Veelee returned the gun to his pocket and sat down heavily. He and Paule stared at Piocher, but they could not speak. Piocher could not bear the silence, and he rose and walked to the cut-glass decanters on the sideboard and poured himself a drink. “First morning drink I’ve had since I left the army,” he said, and downed it. Then he poured three more and took them to the Rhodes. “Here we are,” he said, returning to French. “We may not take the same paths, but I suspect we have the same goals—death to them all.” Veelee did not look at his, but merely drank it down and continued to look at Piocher.
“Who are they?” Veelee asked coldly.
“Madame?” Piocher said to Paule.
She leaned forward, her eyes wide and her hands trembling. “If you will give us their names, I will—we will tell you anything.” Veelee looked only at Piocher, his expression slowly changing as he realized what was happening.
“It is best to be brief,” Piocher said, peering at each of them sympathetically. “I want military information in return for two names.”
“Will you help us with what we will need?” Paule asked.
“To the limit of my resources, Madame,” Piocher answered as Veelee looked rapidly from face to face, unsure, confused, desperately seeking his duty.
When Piocher had gone, Paule called Clotilde. “I love you, Clotilde,” she said. “You are a part of my family as much as—almost as much as Paul-Alain. I want you to go out now and stay away until this evening. When you come back, everything is going to be better again.”
“I will pray, Madame.”
“You listened to M’sieu Piocher?”
“Yes, Madame.” Paule looked squarely at Veelee to be sure that he was listening, and then back to Clotilde.
“What would you do, Clotilde?”
“Kill them, Madame.”
Veelee and Paule sat across the room from each other in silence until they heard Clotilde close the front door decisively.
“What is honor, Veelee?” Paule said. She crossed the room and sat beside him on the sofa and put her hand over his only hand. “They took your arm, your son, your eye, and a part of your mind, they’ve destroyed the country you love, and now they are going to make you into a traitor to their country. But it is only their country now—it is no longer the one you hold in your heart.”

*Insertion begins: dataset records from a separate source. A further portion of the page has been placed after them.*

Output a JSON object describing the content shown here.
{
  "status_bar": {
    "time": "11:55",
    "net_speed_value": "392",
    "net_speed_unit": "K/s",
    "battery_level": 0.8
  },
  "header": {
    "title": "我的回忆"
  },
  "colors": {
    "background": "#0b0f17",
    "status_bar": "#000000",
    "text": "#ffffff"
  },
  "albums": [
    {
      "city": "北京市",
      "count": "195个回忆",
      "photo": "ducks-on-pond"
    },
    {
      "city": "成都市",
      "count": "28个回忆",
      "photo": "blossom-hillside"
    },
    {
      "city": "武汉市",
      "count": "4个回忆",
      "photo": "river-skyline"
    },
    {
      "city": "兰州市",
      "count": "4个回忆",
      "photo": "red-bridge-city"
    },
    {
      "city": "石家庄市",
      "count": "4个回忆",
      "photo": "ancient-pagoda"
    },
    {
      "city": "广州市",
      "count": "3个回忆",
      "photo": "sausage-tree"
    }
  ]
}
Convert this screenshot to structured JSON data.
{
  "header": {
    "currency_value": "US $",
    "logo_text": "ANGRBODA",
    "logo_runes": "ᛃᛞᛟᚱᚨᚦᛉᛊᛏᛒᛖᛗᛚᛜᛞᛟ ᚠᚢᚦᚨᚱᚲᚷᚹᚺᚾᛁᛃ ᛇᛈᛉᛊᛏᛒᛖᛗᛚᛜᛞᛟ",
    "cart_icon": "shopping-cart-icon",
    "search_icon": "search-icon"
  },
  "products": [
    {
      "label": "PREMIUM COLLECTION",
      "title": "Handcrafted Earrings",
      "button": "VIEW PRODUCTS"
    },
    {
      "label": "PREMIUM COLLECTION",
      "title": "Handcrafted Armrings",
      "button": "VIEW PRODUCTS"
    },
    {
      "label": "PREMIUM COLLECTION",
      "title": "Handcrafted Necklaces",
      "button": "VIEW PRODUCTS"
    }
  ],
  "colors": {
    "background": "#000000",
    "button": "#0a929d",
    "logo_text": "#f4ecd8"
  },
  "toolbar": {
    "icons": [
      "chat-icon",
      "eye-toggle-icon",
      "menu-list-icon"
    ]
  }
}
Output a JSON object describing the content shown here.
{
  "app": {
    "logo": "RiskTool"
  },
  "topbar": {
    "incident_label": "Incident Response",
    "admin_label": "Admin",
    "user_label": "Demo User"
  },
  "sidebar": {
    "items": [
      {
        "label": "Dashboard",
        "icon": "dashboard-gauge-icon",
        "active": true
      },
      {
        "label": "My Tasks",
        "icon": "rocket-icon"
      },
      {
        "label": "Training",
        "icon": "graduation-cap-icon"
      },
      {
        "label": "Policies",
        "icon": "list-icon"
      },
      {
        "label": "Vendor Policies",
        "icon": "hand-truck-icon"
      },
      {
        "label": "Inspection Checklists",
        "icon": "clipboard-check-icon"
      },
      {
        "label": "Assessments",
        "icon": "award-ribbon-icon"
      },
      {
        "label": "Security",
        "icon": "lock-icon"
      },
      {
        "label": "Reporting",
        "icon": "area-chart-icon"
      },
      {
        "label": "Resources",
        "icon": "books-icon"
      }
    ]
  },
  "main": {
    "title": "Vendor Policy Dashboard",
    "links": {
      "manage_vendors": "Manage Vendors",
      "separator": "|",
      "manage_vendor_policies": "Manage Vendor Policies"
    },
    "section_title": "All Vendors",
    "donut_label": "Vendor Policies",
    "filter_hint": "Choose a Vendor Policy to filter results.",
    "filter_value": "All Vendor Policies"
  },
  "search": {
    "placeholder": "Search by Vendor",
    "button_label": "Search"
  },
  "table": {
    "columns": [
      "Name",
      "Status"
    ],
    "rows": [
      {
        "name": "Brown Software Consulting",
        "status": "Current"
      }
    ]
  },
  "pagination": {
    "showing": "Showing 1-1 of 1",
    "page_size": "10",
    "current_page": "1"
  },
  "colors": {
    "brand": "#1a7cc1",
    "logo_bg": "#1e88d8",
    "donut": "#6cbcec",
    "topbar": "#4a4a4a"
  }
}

Veelee turned his head and looked into her face, but he did not speak.
“Honor exists outside of us, does it not?” Paule asked. “Especially so, I should think, in the case of a man and a woman whose son has been murdered like an insect, without honor. Think of the years they taught you about soldiers’ honor. Think of the lifetime that I have been taught in various ways about a Jew’s honor. Then tell me whether your soldier’s honor and my ruined honor have any meaning when we think of Paul-Alain dead. There is honor, and there is honor. What happened to us during the four days it took to murder Paul-Alain will live on forever, and now that we are about to learn the names of the two men who killed him I can tell you, at last, what honor is, Veelee. Honor is not being able to live if those men are to live. Honor is not being willing to live unless we kill those men in the most disgusting manner possible. It has come to this, dearest: you must become a traitor and we must become murderers, or else we lose all honor and all peace forever. That is our only duty now.”
“How is it to be done?” Veelee asked. “We must not wait.”
She lifted his hand and, her eyes closed, kissed it as though she was swearing upon a sacred sword. “I have thought of the way,” she said.